De Slag om Koersk of Operatie Citadel was de grootste tankslag in de geschiedenis en een beslissende slag aan het oostfront in de Tweede Wereldoorlog. Deze slag kende tevens de dag met de meeste verliezen in de geschiedenis van de luchtoorlog.
De slag vond plaats van 4 juli tot 22 juli 1943 tussen Duitsland en de Sovjet-Unie bij de stad Koersk. Bij de slag werden aan Duitse zijde 800.000 man infanterie, 2700 tanks en 2000 vliegtuigen ingezet en aan de Sovjetzijde 1.300.000 man infanterie, 3600 tanks en 2400 vliegtuigen.
Achtergrondinformatie[]
Von Manstein liet na de Slag om Stalingrad zijn troepen terugtrekken om de aanvoerlijnen van het Rode Leger te verlengen. De Russen waren er van overtuigd dat het Duitse leger al zo goed als verslagen was en dat de oorlog zijn einde naderde. De Duitsers waren echter nog steeds in staat aanvallen op de Russen uit te voeren.

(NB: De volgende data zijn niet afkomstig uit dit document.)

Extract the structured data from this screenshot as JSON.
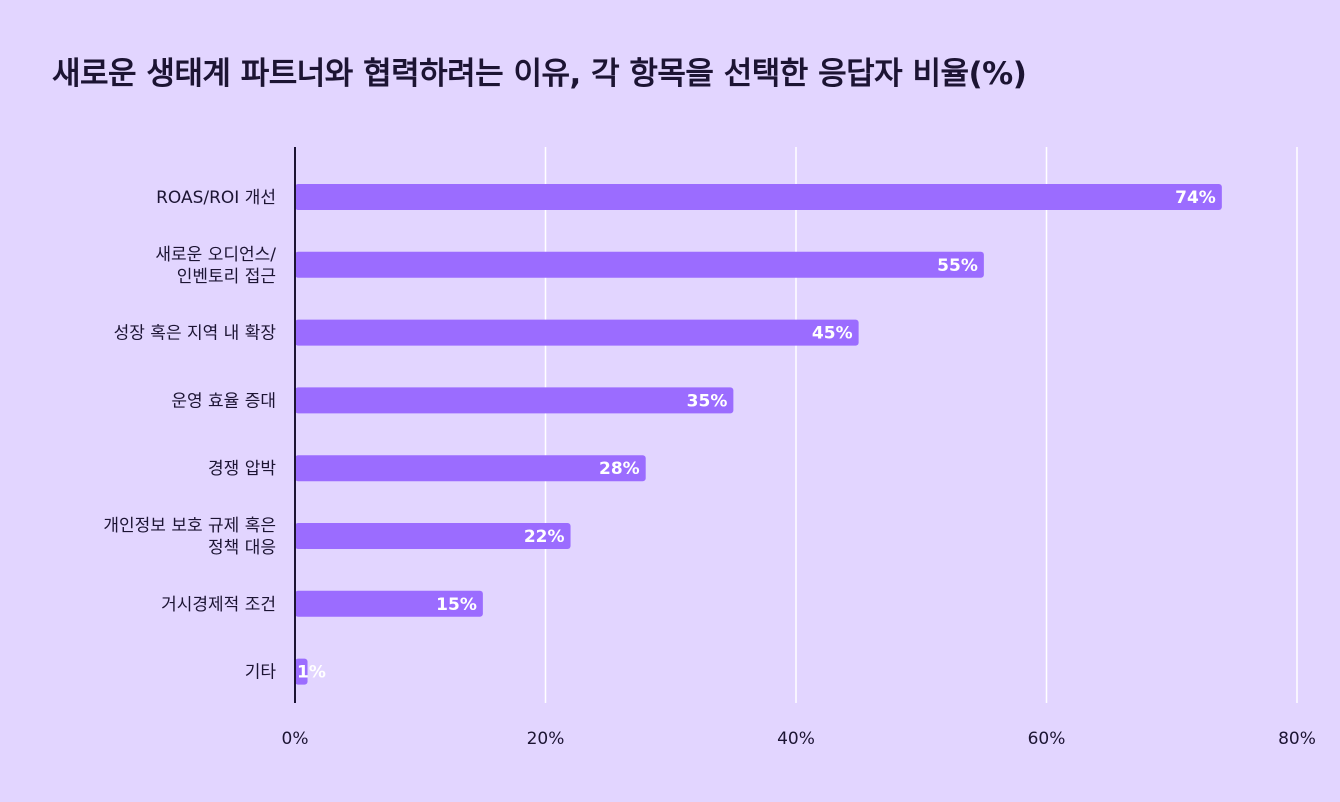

De Duitsers lanceerden zelfs een tegenoffensief in de richting van de stad Charkov. Ze verzamelden hun troepen nabij de stad Krasnograd. Op 18 februari 1943 startten die het tegenoffensief op de rechtervleugel waar generaal Nikolaj Vatoetin zich bevond. De Duitsers vielen aan met een overmacht, de Russische troepen werden snel terug gedreven. Om Vatoetin te helpen wilde Golikov de flank van de Duitsers aanvallen maar dat plan kon niet worden uitgevoerd omdat ze dan zelf zouden worden ingesloten door de Wehrmacht. Daarbij kampten de Russen met aanvoerproblemen, ze trokken zich daarom terug achter de Donets nadat de stad Charkov verloren was.
Stalin zag dat de situatie ernstige vormen aannam en schakelde Zjoekov in. Deze gaf direct het bevel om alle reserves naar Belgorod te sturen. Op 18 maart 1943 vielen de Duitsers Belgorod aan. Ze werden echter snel tot staan gebracht. Aangezien nu de dooi inviel, moesten beide partijen minstens zes weken wachten voordat ze de strijd weer aan konden gaan. In de dooi konden tanks namelijk niet of nauwelijks vooruitkomen, omdat ze wegzakten in de modder die zo ontstond. Het gaf beide kanten de tijd om wapens, manschappen en voorraden aan te voeren. Dit was vooral in het voordeel van de Russen met een tankproductie van ongeveer 2000 tanks per maand.
De Duitsers moesten het stellen met ongeveer 100 tanks per maand; daarnaast hadden ze ook problemen om voldoende reserveonderdelen aan te voeren.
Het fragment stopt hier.